Photo by CraftyGoat
Ysidora! I’ve been struck by the dialog from your performance:
Your mom throws everything away and that’s why she has no history
She has no history because she is a woman
As you know I’ve been thinking about the magical qualities, the bounded serendipity of Cornell Boxes. Today I was thinking about that lovely collaboration I Send You this Cadmium Red, and another famous collaboration between 2 legendary box guys: Joseph Cornell & Marcel Duchamp’s Duchamp Dossier.
Weather it’s stolen land or a damnatio memoraie from your misogynist brother, we’re 2 dead women who’ve had some of our history erased. Would you care to start a correspondence? We might trade Spanish Land Grants, Cadmium Reds, Duchamp Dossiers, Renaissance Portraits, Lost Journals, or anything else. We could do it right here on react, or I know someone who just loves to make new sites and could set one up for us.
What do you think?
Photo by Niecieden
Vanessa Blaylock 07:49 on 26/09/2014 Permalink |
I think this is an interesting and worthy goal. One thing to note, is that in a way what I’m trying to create is “preciousness” in a time of Abundance. Abundance is a good problem to have, at least compared to the alternative, Scarcity. But in a time of Scarcity, almost anything can be precious. In a time of Abundance, there’s just so much competition for Attention. Entities like Art Galleries and Churches all try to create the experience of Preciousness, and in our time of Abundance, they’ve really got their work cut out for them!

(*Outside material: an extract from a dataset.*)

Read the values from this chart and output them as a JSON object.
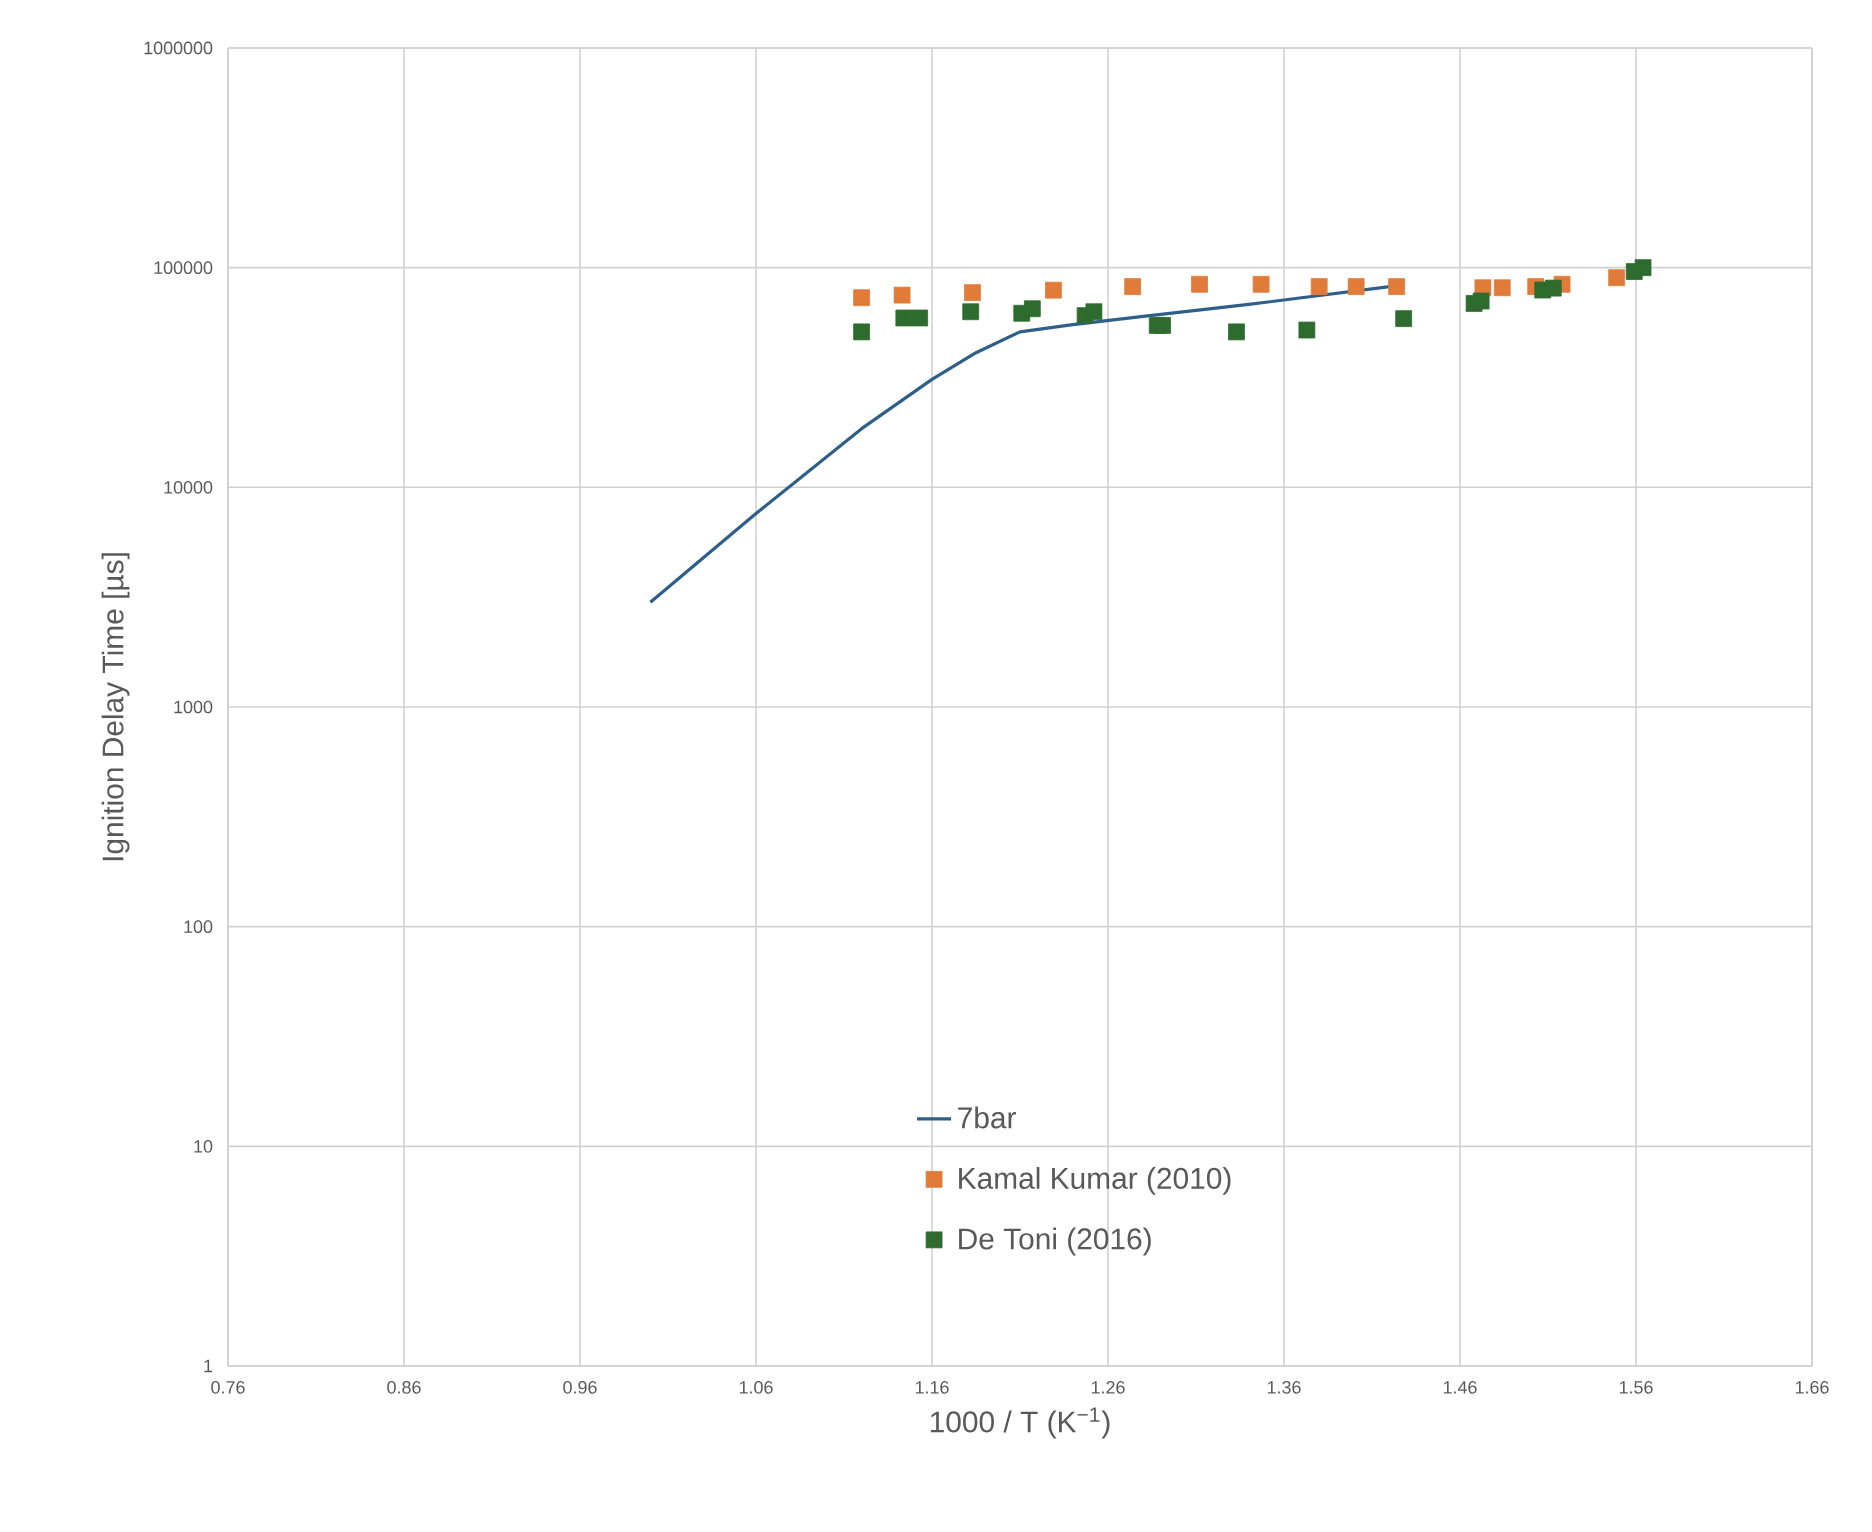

Christa Forster 14:01 on 03/10/2014 Permalink |
Van, I’ve been wanting to comment for several days, but finally I have the time.
Perhaps one of powers possessed by a Cornell box or any precious object in the non-internet world lies in its ability to arrest, to STOP us in time. The object captures us in a way that allows us to experience it in time, but the object itself has a kind of permanence to it, a stasis: the object itself does not change. Because we can return to the object (artwork, album, poem) over and over, we both are relieved by its constancy (not everything changes; what a relief), AND, also, we have time to notice how WE have changed in relationship to the object (artwork, album, poem), and this may be the REAL draw of the physical thing: we are more curious about ourselves and our own lives than we are about the lives of others, and these static objects help make ourselves clear to ourselves.
Who hasn’t felt the “whoosh” effect of FB, or Twitter, or the internet in general — move along, move along, move along — there’s more, always more — to see, to learn, to do, to watch, to read? It’s exhausting! But these static objects — the Cornell, the Beatles’ Sgt. Pepper’s, the epic poem (currently, I’m reading The Odyssey again for the 10th time in 20 years) — do not “whoosh” us along; WE may whoosh, but they restore us; they give us back to ourselves, despite the way the world takes us away from ourselves over and over and over (so like the internet — life). The object’s stasis is the very thing that provides this restoration: it offers us the time and space (constant, reliable) to be moved emotionally — at our own pace, in the directions we choose (or that our unconscious minds choose).
The internet moves similarly to the way the unconscious mind moves, but I think we feel that we’re being moved from without rather than from within, and this makes all the difference.
Vanessa Blaylock 11:05 on 26/09/2014 Permalink |
Objects
Although I am a Documentation nut, I am not a Object maker. My work is in Ephemeral Experiences. Hopefully these are engaged and immersive experiences. Participants at these experiences may have some of the “Box” like experiences I’ve described. I do wonder if my yearning for this “Box” like experience isn’t a sort of desire to turn the ephemeral experience of performance art, or cyberspace, into a sort of virtual object?